In Turchia il pesce puzza dalla testa. L’attacco alla chiesa cattolica di Santa Maria Sariyer, a Istanbul, costato la vita ad un fedele non è un episodio isolato.
L’assalto è l’epilogo di un ventennio segnato non solo dall’autoritarismo di Recep Tayyp Erdogan, ma anche dalle crescenti violenze e persecuzioni ai danni dei cristiani. Uno scenario evidente sin dal 5 febbraio 2006 quando un fanatico uccide il parroco don Aldo Santoro sparandogli un colpo alla schiena nella chiesa di Santa Maria a Trebisonda. Nelle stesse settimane a Smirne viene aggredito il padre francescano Martin Kmetec mentre a Mersin un uomo armato di coltello minaccia di morte i francescani e i ragazzi riuniti nella loro chiesa.
E a luglio di quello stesso anno anche padre Pierre Brunissen, un sacerdote francese arrivato a Trebisonda per sostituire Santoro, viene ferito a coltellate.

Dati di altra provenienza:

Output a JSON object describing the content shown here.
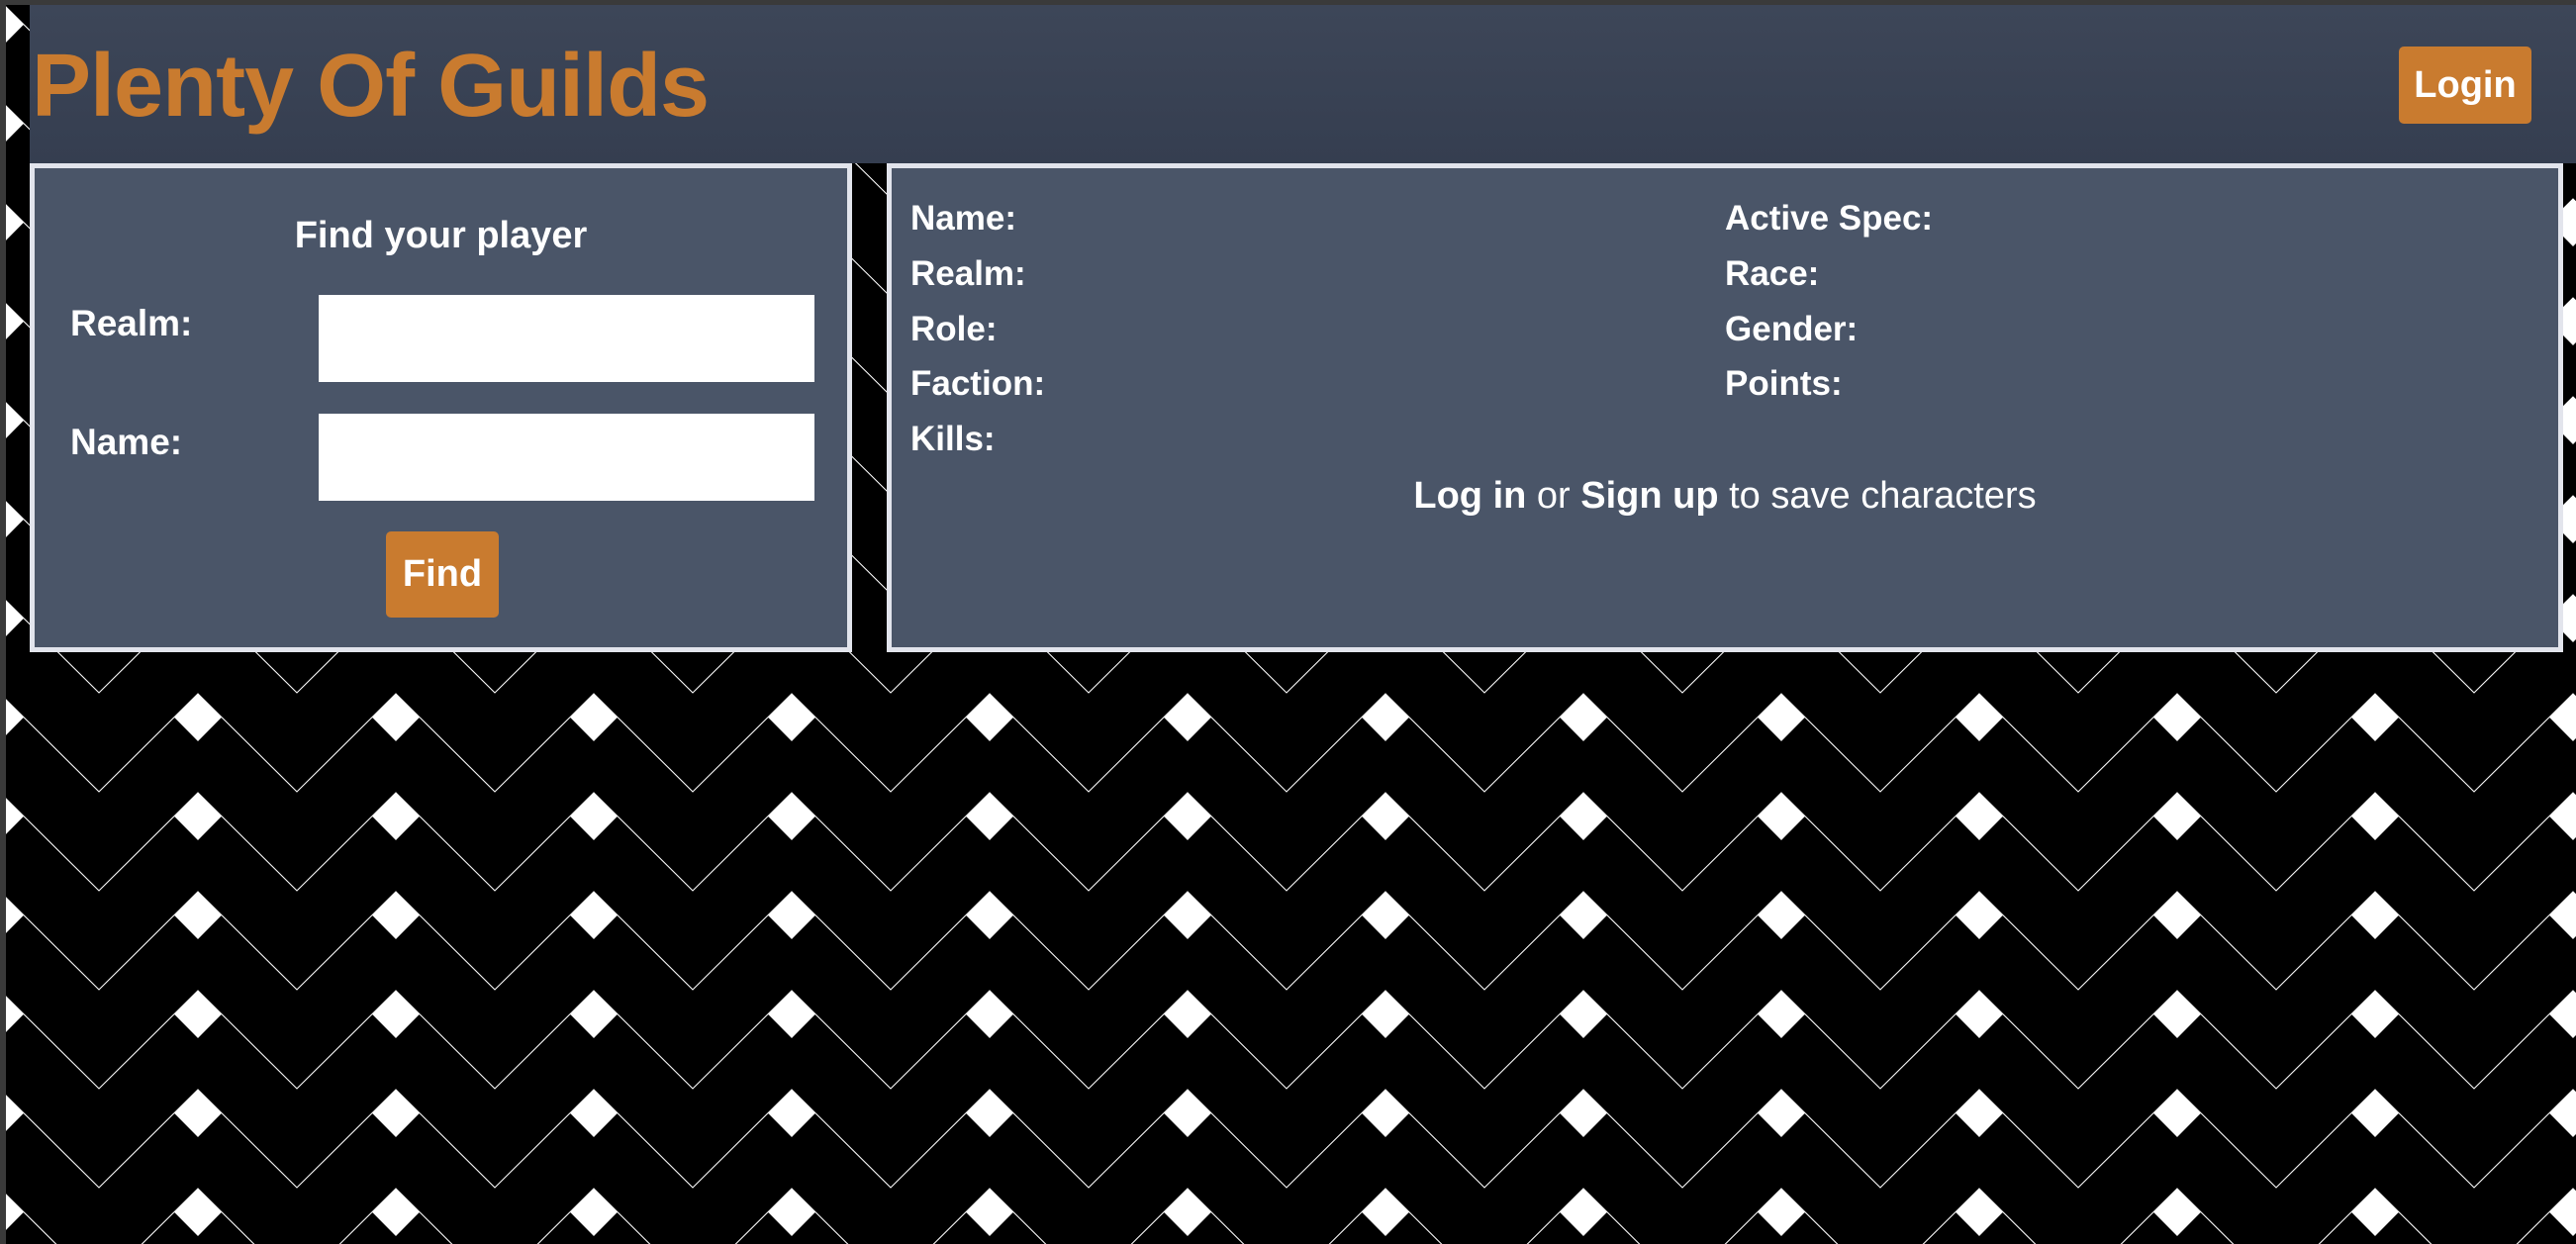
{
  "header": {
    "title": "Plenty Of Guilds",
    "login_label": "Login"
  },
  "find_panel": {
    "title": "Find your player",
    "realm_label": "Realm:",
    "realm_value": "",
    "name_label": "Name:",
    "name_value": "",
    "find_label": "Find"
  },
  "info_panel": {
    "left_fields": [
      "Name:",
      "Realm:",
      "Role:",
      "Faction:",
      "Kills:"
    ],
    "right_fields": [
      "Active Spec:",
      "Race:",
      "Gender:",
      "Points:"
    ],
    "save_prompt": {
      "login_link": "Log in",
      "or_text": " or ",
      "signup_link": "Sign up",
      "suffix": " to save characters"
    }
  },
  "colors": {
    "accent": "#c97b2f",
    "header_bg": "#3a4356",
    "panel_bg": "#4a5568",
    "panel_border": "#e2e4ec",
    "pattern_dark": "#000000",
    "pattern_light": "#ffffff"
  }
}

L’orrore torna il 18 aprile 2007 con la brutale esecuzione a Malatya di tre missionari protestanti assassinati all’interno della Zirve Publishing House, una piccola casa editrice di materiale cristiano. I tre cristiani, Necati Aydın, U® urYüksel e il tedesco, Tilmann Ekkehart Geske, vengono legati torturati e infine sgozzati da cinque uomini penetrati nei loro uffici.
Il 3 giugno 2010 a Smirne è, invece la volta di monsignor Luigi Padovese sgozzato e decapitato dall’autista Murat Altun al grido di «Allah akbar!» (Allah è grande). Dietro questa scia di sangue non vi è il caso. Il crescendo di intolleranze e violenze è il frutto dal progressivo abbandono del laicismo kemalista di Ataturk e dal ritorno all’islamizzazione della società iniziato nel 2003 con la salita al potere di Recep Tayyp Erdogan. Un ventennio durante il quale uccisioni sacrificali e i ferimenti di preti e vescovi per mano di fanatici musulmani sono accompagnate dalle prese di posizioni con cui il Sultano, legato in gioventù alla Fratellanza Musulmana, indica la strada del ritorno all’Islam.
Tra queste la più esplicita è la riconversione in moschea della basilica di Santa Sofia di Istanbul imposta per decreto nel 2020. Un decreto, preceduto dalla sentenza del Consiglio di Stato che stabilì l’illegittimità della trasformazione di Santa Sofia in museo decisa nel 1934 da Mustafa Kemal Atatürk. Ma l’usurpazione di Santa Sofia non è un caso isolato.
Il «Direttorato degli affari religiosi» (Diyanet), controllato dai funzionari dell’Akp, il partito di Erdogan, ha avviato da molto prima il sequestro di chiese armene, siriache e ortodosse convertite poi in moschee. E lo stesso Direttorato ha investito milioni di euro per aprire luoghi di culto dalla Germania all’Albania e dalla Francia alla Somalia. Attività che hanno il duplice scopo di controllare le comunità turche all’estero e presentare Erdogan come il grande protettore mondiale dell’Islam. In questo percorso di progressiva radicalizzazione s’inquadrano le recenti uscite di un Presidente pronto a spiegare che i militanti di Hamas autori dei massacri «non sono dei terroristi, ma dei liberatori». Una scelta di campo intrapresa fin dal 2010 quando le forze speciali israeliane dovettero intervenire per fermare la Mavi Marmara una nave turca carica di attivisti islamici decisi a sbarcare a Gaza con l’avvallo e la benedizione dello stesso Erdogan.